Charge: Aroeira/247 |
Uma semana depois da posse de Lula, que deu ao mundo a imagem mais bela de nossa história - o povo brasileiro subindo a rampa com o presidente, na contramão do patriarcalismo racista e da violência de Estado -, a escumalha bolsonarista reeditou a cena pelo avesso.
A súcia golpista invadiu o Palácio do Planalto para promover caos e destruição, como fez no Congresso e no Supremo Tribunal Federal.
Seu propósito era desestabilizar o novo governo, disseminar o medo, mobilizar a militância fascista, instalar a insegurança e provocar seus aliados nas Forças Armadas e nas Polícias para encetarem o golpe, tantas vezes prometido e adiado por Bolsonaro. Transformaram a Praça dos Três Poderes numa espécie de Parque Temático do obscurantismo e da boçalidade.
No dia 26 de novembro de 2022, a Rede Estação Democracia publicou artigo que escrevi sob o título “O problema mais urgente do Brasil é a ruptura entre autoridade e poder”.
A tese se referia ao fato de que a autoridade legítima de instâncias da Justiça, aquelas que resistiam ao golpismo e aos crimes perpetrados pelo então presidente, não ousavam ir além dos poucos passos que puderam dar, porque temiam deixar transparecer sua própria impotência, ou seja, sua incapacidade de implementar as decisões.
Isso porque as instituições coercitivas, Forças Armadas e Polícias, não se mostravam suficientemente confiáveis, tão profunda havia sido a penetração do bolsonarismo - até porque as afinidades com o fascismo eram anteriores e persistentes.
O artigo chamava a atenção para a gravidade dos desafios com que o governo Lula se defrontaria.

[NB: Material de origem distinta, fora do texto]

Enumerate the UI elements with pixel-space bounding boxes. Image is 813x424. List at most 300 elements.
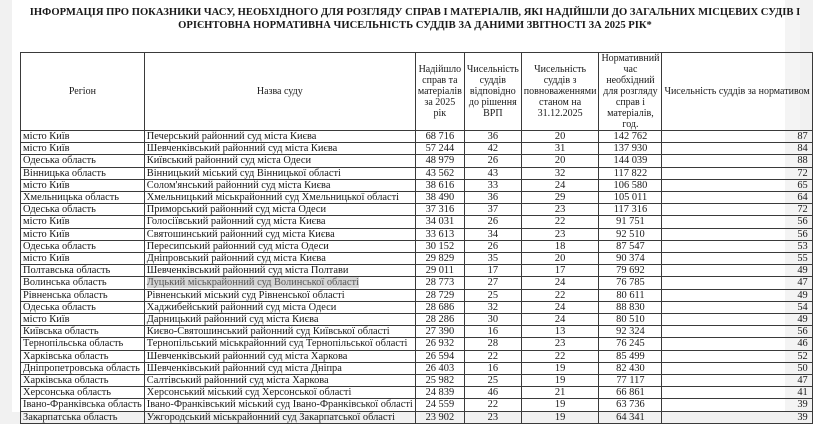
cases-received-cell-text: 30 152 bbox=[425, 240, 455, 252]
judges-normative-cell-text: 55 bbox=[797, 253, 808, 265]
court-name-cell-text: Рівненський міський суд Рівненської області bbox=[146, 289, 345, 301]
judges-vrp-cell-text: 22 bbox=[487, 399, 499, 411]
judges-normative-cell bbox=[662, 240, 812, 252]
judges-authorized-cell-text: 18 bbox=[554, 240, 566, 252]
cases-received-cell-text: 24 559 bbox=[425, 399, 455, 411]
judges-vrp-cell bbox=[464, 131, 521, 143]
header-judges-normative: Чисельність суддів за нормативом bbox=[662, 53, 812, 131]
region-cell-text: Хмельницька область bbox=[23, 192, 120, 204]
judges-normative-cell bbox=[662, 399, 812, 411]
judges-vrp-cell-text: 25 bbox=[487, 289, 499, 301]
judges-vrp-cell-text: 34 bbox=[487, 228, 499, 240]
normative-hours-cell bbox=[599, 167, 662, 179]
judges-authorized-cell bbox=[521, 375, 599, 387]
region-cell-text: Дніпропетровська область bbox=[23, 362, 140, 374]
judges-vrp-cell bbox=[464, 314, 521, 326]
court-name-cell bbox=[144, 216, 415, 228]
cases-received-cell-text: 34 031 bbox=[425, 216, 455, 228]
table-row bbox=[21, 362, 813, 374]
region-cell bbox=[21, 350, 145, 362]
courts-table bbox=[20, 52, 813, 424]
judges-normative-cell-text: 52 bbox=[797, 350, 808, 362]
cases-received-cell bbox=[415, 314, 464, 326]
normative-hours-cell-text: 80 510 bbox=[616, 314, 645, 326]
region-cell-text: місто Київ bbox=[23, 253, 70, 265]
judges-normative-cell bbox=[662, 326, 812, 338]
judges-authorized-cell bbox=[521, 192, 599, 204]
judges-authorized-cell bbox=[521, 387, 599, 399]
judges-vrp-cell bbox=[464, 326, 521, 338]
judges-normative-cell-text: 50 bbox=[797, 362, 808, 374]
table-row bbox=[21, 399, 813, 411]
cases-received-cell-text: 28 686 bbox=[425, 301, 455, 313]
cases-received-cell-text: 28 729 bbox=[425, 289, 455, 301]
cases-received-cell bbox=[415, 350, 464, 362]
table-row bbox=[21, 179, 813, 191]
judges-normative-cell-text: 72 bbox=[797, 167, 808, 179]
table-row bbox=[21, 143, 813, 155]
region-cell bbox=[21, 167, 145, 179]
table-row bbox=[21, 277, 813, 289]
judges-authorized-cell bbox=[521, 277, 599, 289]
cases-received-cell-text: 24 839 bbox=[425, 387, 455, 399]
cases-received-cell bbox=[415, 362, 464, 374]
judges-vrp-cell-text: 33 bbox=[487, 179, 499, 191]
court-name-cell bbox=[144, 387, 415, 399]
document-title bbox=[20, 6, 810, 32]
judges-authorized-cell bbox=[521, 131, 599, 143]
normative-hours-cell-text: 63 736 bbox=[616, 399, 645, 411]
court-name-cell bbox=[144, 143, 415, 155]
table-row bbox=[21, 131, 813, 143]
normative-hours-cell-text: 92 510 bbox=[616, 228, 645, 240]
region-cell bbox=[21, 179, 145, 191]
region-cell-text: місто Київ bbox=[23, 216, 70, 228]
normative-hours-cell-text: 90 374 bbox=[616, 253, 645, 265]
region-cell bbox=[21, 131, 145, 143]
judges-authorized-cell-text: 23 bbox=[554, 228, 566, 240]
region-cell bbox=[21, 265, 145, 277]
normative-hours-cell-text: 82 430 bbox=[616, 362, 645, 374]
cases-received-cell-text: 57 244 bbox=[425, 143, 455, 155]
normative-hours-cell bbox=[599, 240, 662, 252]
judges-vrp-cell bbox=[464, 143, 521, 155]
court-name-cell-text: Печерський районний суд міста Києва bbox=[146, 131, 317, 142]
normative-hours-cell bbox=[599, 362, 662, 374]
judges-normative-cell-text: 49 bbox=[797, 265, 808, 277]
judges-authorized-cell bbox=[521, 399, 599, 411]
cases-received-cell bbox=[415, 155, 464, 167]
judges-normative-cell-text: 53 bbox=[797, 240, 808, 252]
judges-normative-cell-text: 47 bbox=[797, 375, 808, 387]
judges-authorized-cell bbox=[521, 167, 599, 179]
court-name-cell bbox=[144, 399, 415, 411]
court-name-cell-text: Шевченківський районний суд міста Дніпра bbox=[146, 362, 342, 374]
court-name-cell bbox=[144, 167, 415, 179]
court-name-cell-text: Ужгородський міськрайонний суд Закарпатської області bbox=[146, 411, 395, 423]
cases-received-cell bbox=[415, 167, 464, 179]
judges-vrp-cell-text: 27 bbox=[487, 277, 499, 289]
judges-authorized-cell-text: 22 bbox=[554, 350, 566, 362]
court-name-cell-text: Луцький міськрайонний суд Волинської області bbox=[146, 277, 359, 289]
judges-authorized-cell bbox=[521, 143, 599, 155]
judges-normative-cell bbox=[662, 338, 812, 350]
normative-hours-cell-text: 76 785 bbox=[616, 277, 645, 289]
judges-vrp-cell bbox=[464, 362, 521, 374]
table-row bbox=[21, 411, 813, 423]
judges-authorized-cell bbox=[521, 411, 599, 423]
judges-authorized-cell bbox=[521, 326, 599, 338]
region-cell-text: Харківська область bbox=[23, 375, 109, 387]
judges-normative-cell-text: 49 bbox=[797, 314, 808, 326]
judges-normative-cell-text: 88 bbox=[797, 155, 808, 167]
judges-vrp-cell-text: 36 bbox=[487, 192, 499, 204]
region-cell-text: Одеська область bbox=[23, 240, 96, 252]
judges-authorized-cell bbox=[521, 216, 599, 228]
judges-authorized-cell-text: 24 bbox=[554, 179, 566, 191]
judges-normative-cell bbox=[662, 216, 812, 228]
table-row bbox=[21, 326, 813, 338]
region-cell-text: Одеська область bbox=[23, 204, 96, 216]
cases-received-cell-text: 29 829 bbox=[425, 253, 455, 265]
table-row bbox=[21, 155, 813, 167]
normative-hours-cell bbox=[599, 289, 662, 301]
judges-vrp-cell-text: 23 bbox=[487, 411, 499, 423]
court-name-cell bbox=[144, 204, 415, 216]
court-name-cell bbox=[144, 265, 415, 277]
cases-received-cell-text: 38 616 bbox=[425, 179, 455, 191]
judges-normative-cell bbox=[662, 179, 812, 191]
cases-received-cell bbox=[415, 301, 464, 313]
cases-received-cell-text: 25 982 bbox=[425, 375, 455, 387]
judges-normative-cell bbox=[662, 155, 812, 167]
cases-received-cell bbox=[415, 289, 464, 301]
judges-vrp-cell bbox=[464, 240, 521, 252]
cases-received-cell bbox=[415, 253, 464, 265]
normative-hours-cell bbox=[599, 338, 662, 350]
normative-hours-cell bbox=[599, 265, 662, 277]
judges-normative-cell-text: 87 bbox=[797, 131, 808, 142]
cases-received-cell-text: 28 286 bbox=[425, 314, 455, 326]
judges-authorized-cell-text: 22 bbox=[554, 216, 566, 228]
table-row bbox=[21, 314, 813, 326]
table-row bbox=[21, 289, 813, 301]
table-row bbox=[21, 228, 813, 240]
table-row bbox=[21, 301, 813, 313]
judges-authorized-cell-text: 24 bbox=[554, 277, 566, 289]
normative-hours-cell-text: 76 245 bbox=[616, 338, 645, 350]
judges-authorized-cell-text: 20 bbox=[554, 155, 566, 167]
court-name-cell-text: Івано-Франківський міський суд Івано-Франківської області bbox=[146, 399, 413, 411]
judges-normative-cell bbox=[662, 350, 812, 362]
court-name-cell bbox=[144, 277, 415, 289]
court-name-cell bbox=[144, 326, 415, 338]
court-name-cell bbox=[144, 289, 415, 301]
cases-received-cell bbox=[415, 338, 464, 350]
judges-vrp-cell bbox=[464, 204, 521, 216]
cases-received-cell bbox=[415, 216, 464, 228]
court-name-cell bbox=[144, 338, 415, 350]
normative-hours-cell bbox=[599, 216, 662, 228]
judges-authorized-cell-text: 19 bbox=[554, 362, 566, 374]
judges-authorized-cell-text: 20 bbox=[554, 253, 566, 265]
judges-vrp-cell-text: 42 bbox=[487, 143, 499, 155]
region-cell-text: Полтавська область bbox=[23, 265, 111, 277]
normative-hours-cell bbox=[599, 350, 662, 362]
judges-authorized-cell bbox=[521, 155, 599, 167]
court-name-cell-text: Шевченківський районний суд міста Полтави bbox=[146, 265, 349, 277]
cases-received-cell bbox=[415, 228, 464, 240]
cases-received-cell-text: 26 932 bbox=[425, 338, 455, 350]
judges-vrp-cell-text: 36 bbox=[487, 131, 499, 142]
judges-normative-cell bbox=[662, 411, 812, 423]
judges-authorized-cell bbox=[521, 362, 599, 374]
normative-hours-cell-text: 137 930 bbox=[613, 143, 648, 155]
cases-received-cell bbox=[415, 326, 464, 338]
court-name-cell-text: Святошинський районний суд міста Києва bbox=[146, 228, 335, 240]
judges-vrp-cell bbox=[464, 179, 521, 191]
judges-normative-cell bbox=[662, 253, 812, 265]
judges-vrp-cell bbox=[464, 350, 521, 362]
judges-vrp-cell-text: 16 bbox=[487, 326, 499, 338]
court-name-cell-text: Пересипський районний суд міста Одеси bbox=[146, 240, 329, 252]
court-name-cell bbox=[144, 228, 415, 240]
region-cell-text: Харківська область bbox=[23, 350, 109, 362]
judges-authorized-cell-text: 17 bbox=[554, 265, 566, 277]
judges-normative-cell bbox=[662, 362, 812, 374]
normative-hours-cell bbox=[599, 143, 662, 155]
table-row bbox=[21, 350, 813, 362]
judges-vrp-cell bbox=[464, 301, 521, 313]
judges-vrp-cell bbox=[464, 277, 521, 289]
region-cell-text: місто Київ bbox=[23, 228, 70, 240]
cases-received-cell bbox=[415, 277, 464, 289]
judges-vrp-cell-text: 46 bbox=[487, 387, 499, 399]
court-name-cell bbox=[144, 253, 415, 265]
judges-normative-cell bbox=[662, 265, 812, 277]
region-cell bbox=[21, 277, 145, 289]
region-cell-text: Одеська область bbox=[23, 155, 96, 167]
normative-hours-cell-text: 64 341 bbox=[616, 411, 645, 423]
court-name-cell bbox=[144, 350, 415, 362]
header-region: Регіон bbox=[21, 53, 145, 131]
judges-normative-cell-text: 84 bbox=[797, 143, 808, 155]
normative-hours-cell bbox=[599, 253, 662, 265]
table-row bbox=[21, 240, 813, 252]
judges-vrp-cell bbox=[464, 216, 521, 228]
court-name-cell-text: Шевченківський районний суд міста Харкова bbox=[146, 350, 348, 362]
judges-normative-cell-text: 47 bbox=[797, 277, 808, 289]
judges-authorized-cell-text: 20 bbox=[554, 131, 566, 142]
judges-normative-cell bbox=[662, 167, 812, 179]
cases-received-cell-text: 23 902 bbox=[425, 411, 455, 423]
header-court-name: Назва суду bbox=[144, 53, 415, 131]
court-name-cell bbox=[144, 411, 415, 423]
cases-received-cell-text: 28 773 bbox=[425, 277, 455, 289]
judges-normative-cell-text: 39 bbox=[797, 399, 808, 411]
judges-vrp-cell-text: 25 bbox=[487, 375, 499, 387]
normative-hours-cell bbox=[599, 399, 662, 411]
court-name-cell-text: Салтівський районний суд міста Харкова bbox=[146, 375, 329, 387]
judges-authorized-cell-text: 22 bbox=[554, 289, 566, 301]
normative-hours-cell-text: 91 751 bbox=[616, 216, 645, 228]
cases-received-cell-text: 29 011 bbox=[425, 265, 454, 277]
table-row bbox=[21, 192, 813, 204]
judges-normative-cell bbox=[662, 289, 812, 301]
judges-authorized-cell bbox=[521, 301, 599, 313]
judges-normative-cell bbox=[662, 277, 812, 289]
judges-normative-cell bbox=[662, 301, 812, 313]
judges-authorized-cell bbox=[521, 228, 599, 240]
court-name-cell-text: Києво-Святошинський районний суд Київської області bbox=[146, 326, 390, 338]
region-cell bbox=[21, 314, 145, 326]
table-row bbox=[21, 167, 813, 179]
normative-hours-cell-text: 77 117 bbox=[616, 375, 645, 387]
region-cell bbox=[21, 216, 145, 228]
table-row bbox=[21, 265, 813, 277]
cases-received-cell-text: 33 613 bbox=[425, 228, 455, 240]
cases-received-cell-text: 43 562 bbox=[425, 167, 455, 179]
normative-hours-cell bbox=[599, 326, 662, 338]
judges-vrp-cell-text: 17 bbox=[487, 265, 499, 277]
judges-vrp-cell-text: 43 bbox=[487, 167, 499, 179]
court-name-cell bbox=[144, 301, 415, 313]
region-cell bbox=[21, 192, 145, 204]
judges-normative-cell-text: 41 bbox=[797, 387, 808, 399]
court-name-cell bbox=[144, 179, 415, 191]
normative-hours-cell bbox=[599, 277, 662, 289]
judges-vrp-cell bbox=[464, 411, 521, 423]
court-name-cell bbox=[144, 240, 415, 252]
region-cell-text: Київська область bbox=[23, 326, 99, 338]
judges-vrp-cell bbox=[464, 289, 521, 301]
table-row bbox=[21, 253, 813, 265]
region-cell bbox=[21, 204, 145, 216]
region-cell bbox=[21, 362, 145, 374]
judges-normative-cell-text: 65 bbox=[797, 179, 808, 191]
cases-received-cell-text: 26 594 bbox=[425, 350, 455, 362]
judges-vrp-cell-text: 22 bbox=[487, 350, 499, 362]
region-cell bbox=[21, 375, 145, 387]
judges-authorized-cell bbox=[521, 338, 599, 350]
cases-received-cell bbox=[415, 411, 464, 423]
judges-vrp-cell bbox=[464, 228, 521, 240]
region-cell-text: Рівненська область bbox=[23, 289, 108, 301]
normative-hours-cell bbox=[599, 411, 662, 423]
normative-hours-cell-text: 106 580 bbox=[613, 179, 648, 191]
cases-received-cell bbox=[415, 387, 464, 399]
judges-authorized-cell-text: 31 bbox=[554, 143, 566, 155]
judges-normative-cell-text: 56 bbox=[797, 228, 808, 240]
normative-hours-cell-text: 87 547 bbox=[616, 240, 645, 252]
header-normative-hours: Нормативний час необхідний для розгляду справ і матеріалів, год. bbox=[599, 53, 662, 131]
judges-vrp-cell bbox=[464, 375, 521, 387]
region-cell bbox=[21, 155, 145, 167]
judges-vrp-cell bbox=[464, 387, 521, 399]
court-name-cell-text: Шевченківський районний суд міста Києва bbox=[146, 143, 338, 155]
judges-vrp-cell bbox=[464, 265, 521, 277]
cases-received-cell-text: 68 716 bbox=[425, 131, 455, 142]
region-cell-text: місто Київ bbox=[23, 143, 70, 155]
judges-authorized-cell bbox=[521, 240, 599, 252]
region-cell bbox=[21, 228, 145, 240]
normative-hours-cell-text: 79 692 bbox=[616, 265, 645, 277]
judges-vrp-cell bbox=[464, 167, 521, 179]
judges-authorized-cell-text: 23 bbox=[554, 338, 566, 350]
cases-received-cell-text: 48 979 bbox=[425, 155, 455, 167]
normative-hours-cell bbox=[599, 155, 662, 167]
region-cell-text: місто Київ bbox=[23, 179, 70, 191]
judges-authorized-cell-text: 24 bbox=[554, 314, 566, 326]
judges-authorized-cell bbox=[521, 179, 599, 191]
judges-authorized-cell bbox=[521, 253, 599, 265]
judges-authorized-cell bbox=[521, 314, 599, 326]
region-cell-text: місто Київ bbox=[23, 314, 70, 326]
judges-normative-cell bbox=[662, 228, 812, 240]
judges-authorized-cell-text: 24 bbox=[554, 301, 566, 313]
judges-authorized-cell bbox=[521, 289, 599, 301]
judges-vrp-cell-text: 16 bbox=[487, 362, 499, 374]
cases-received-cell-text: 38 490 bbox=[425, 192, 455, 204]
cases-received-cell bbox=[415, 240, 464, 252]
judges-authorized-cell-text: 19 bbox=[554, 399, 566, 411]
table-row bbox=[21, 204, 813, 216]
normative-hours-cell-text: 117 316 bbox=[613, 204, 648, 216]
judges-vrp-cell-text: 30 bbox=[487, 314, 499, 326]
region-cell bbox=[21, 387, 145, 399]
court-name-cell-text: Дніпровський районний суд міста Києва bbox=[146, 253, 326, 265]
normative-hours-cell bbox=[599, 301, 662, 313]
cases-received-cell bbox=[415, 179, 464, 191]
court-name-cell-text: Хаджибейський районний суд міста Одеси bbox=[146, 301, 337, 313]
region-cell-text: Вінницька область bbox=[23, 167, 106, 179]
judges-normative-cell bbox=[662, 143, 812, 155]
cases-received-cell bbox=[415, 375, 464, 387]
normative-hours-cell-text: 105 011 bbox=[613, 192, 648, 204]
judges-vrp-cell-text: 28 bbox=[487, 338, 499, 350]
judges-normative-cell bbox=[662, 387, 812, 399]
judges-normative-cell bbox=[662, 131, 812, 143]
region-cell-text: Волинська область bbox=[23, 277, 107, 289]
judges-normative-cell bbox=[662, 314, 812, 326]
region-cell-text: місто Київ bbox=[23, 131, 70, 142]
judges-normative-cell-text: 49 bbox=[797, 289, 808, 301]
normative-hours-cell bbox=[599, 375, 662, 387]
court-name-cell bbox=[144, 155, 415, 167]
court-name-cell-text: Херсонський міський суд Херсонської області bbox=[146, 387, 352, 399]
cases-received-cell bbox=[415, 192, 464, 204]
judges-authorized-cell-text: 23 bbox=[554, 204, 566, 216]
court-name-cell-text: Солом'янський районний суд міста Києва bbox=[146, 179, 331, 191]
table-body bbox=[21, 131, 813, 424]
normative-hours-cell bbox=[599, 204, 662, 216]
judges-vrp-cell bbox=[464, 155, 521, 167]
judges-authorized-cell-text: 21 bbox=[554, 387, 566, 399]
judges-vrp-cell bbox=[464, 192, 521, 204]
judges-normative-cell-text: 46 bbox=[797, 338, 808, 350]
judges-authorized-cell bbox=[521, 265, 599, 277]
judges-vrp-cell bbox=[464, 253, 521, 265]
table-header-row bbox=[21, 53, 813, 131]
judges-vrp-cell bbox=[464, 399, 521, 411]
region-cell bbox=[21, 289, 145, 301]
judges-vrp-cell-text: 37 bbox=[487, 204, 499, 216]
region-cell bbox=[21, 253, 145, 265]
judges-authorized-cell-text: 32 bbox=[554, 167, 566, 179]
judges-vrp-cell-text: 26 bbox=[487, 216, 499, 228]
region-cell-text: Одеська область bbox=[23, 301, 96, 313]
cases-received-cell-text: 26 403 bbox=[425, 362, 455, 374]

Desafios produzidos pela ruptura entre autoridade e poder, isto é, entre a legitimidade cuja fonte é a soberania popular, em última instância o voto, e as instituições que garantem a implementação das decisões tomadas pelos detentores da autoridade.
Em outras palavras, a autoridade apenas se realiza como poder se contar com a lealdade das instituições que mobilizam a força das armas.
Em 8 de janeiro, o país assistiu bestializado ao espetáculo de ousadia golpista e impotência oficial. São duas faces da mesma moeda, sobretudo porque a impotência foi construída, arquitetada, detalhadamente planejada: obra do desígnio político dos responsáveis pela segurança.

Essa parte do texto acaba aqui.